Gisquet gave him a pitying look and then nodded. “Come back as soon as you feel up to it, will you? I’m told this place would barely be in one piece without you.”

Rivette’s thoughts were churning and indistinct. A derisive laugh was bubbling up, inexplicably, in his throat. He choked it back, nodded and fled for the door.

Outside, the heat was still oppressive, but there was a trace of a breeze in the air. The pressure in his throat loosened, allowing him to take long breaths. His thoughts came more clearly and he wandered, uncertain what to do with himself. He was exhausted, but the past few nights had taught him that exhaustion was no guarantee of sleep. Gisquet had released him for the day, but somehow he still felt like a prisoner.
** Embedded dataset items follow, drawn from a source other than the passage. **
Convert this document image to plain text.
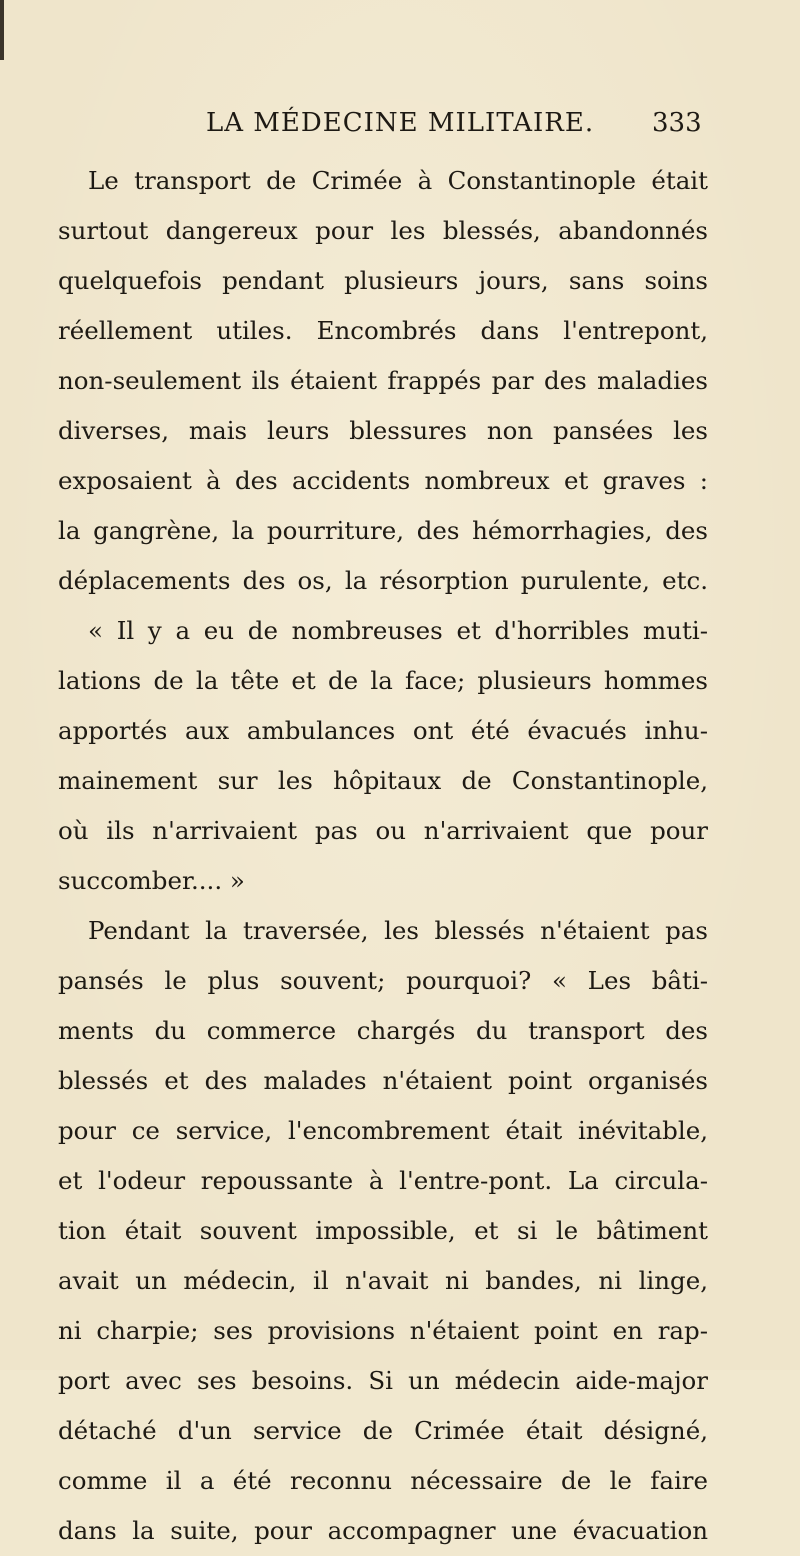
LA MÉDECINE MILITAIRE. 333
Le transport de Crimée à Constantinople était
surtout dangereux pour les blessés, abandonnés
quelquefois pendant plusieurs jours, sans soins
réellement utiles. Encombrés dans l'entrepont,
non-seulement ils étaient frappés par des maladies
diverses, mais leurs blessures non pansées les
exposaient à des accidents nombreux et graves :
la gangrène, la pourriture, des hémorrhagies, des
déplacements des os, la résorption purulente, etc.
« Il y a eu de nombreuses et d'horribles muti-
lations de la tête et de la face; plusieurs hommes
apportés aux ambulances ont été évacués inhu-
mainement sur les hôpitaux de Constantinople,
où ils n'arrivaient pas ou n'arrivaient que pour
succomber.... »
Pendant la traversée, les blessés n'étaient pas
pansés le plus souvent; pourquoi? « Les bâti-
ments du commerce chargés du transport des
blessés et des malades n'étaient point organisés
pour ce service, l'encombrement était inévitable,
et l'odeur repoussante à l'entre-pont. La circula-
tion était souvent impossible, et si le bâtiment
avait un médecin, il n'avait ni bandes, ni linge,
ni charpie; ses provisions n'étaient point en rap-
port avec ses besoins. Si un médecin aide-major
détaché d'un service de Crimée était désigné,
comme il a été reconnu nécessaire de le faire
dans la suite, pour accompagner une évacuation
_Prisoner_. The word ground him to a halt and he looked up. This time he did laugh, but the laugh didn’t sound like his own. His feet had carried him to the Pont au Change.

Rivette swallowed, casting his eyes around. He was halfway across the bridge — too far over to back away, but it wouldn’t take long to get over it. He wouldn’t be stuck here for long.

Except, he realised with a grim amusement, he couldn’t bring himself to take another step. His legs, which had been all too happy to carry him to the place he least wanted to be, had turned sluggish. His whole body ached with a weight he hadn’t realised he was carrying.

He leaned heavily against the long, level parapet and peered over the side of the bridge. There were no answers in the quiet movement of the river. The distant sound of the people moving him fell away until there was nothing but the silence that comes after midnight. Only the crushing absence of hope and the certainty that the world would never be the same again.

Was that a figure just ahead of him? He could see the outline of a man, crouched up on the parapet. Rivette’s heart caught in his chest. He opened his mouth to shout, but a moment later, the wind shifted and the man was gone.

No matter, he thought. No use shouting that name anymore. Not now there’s no hope of an answer.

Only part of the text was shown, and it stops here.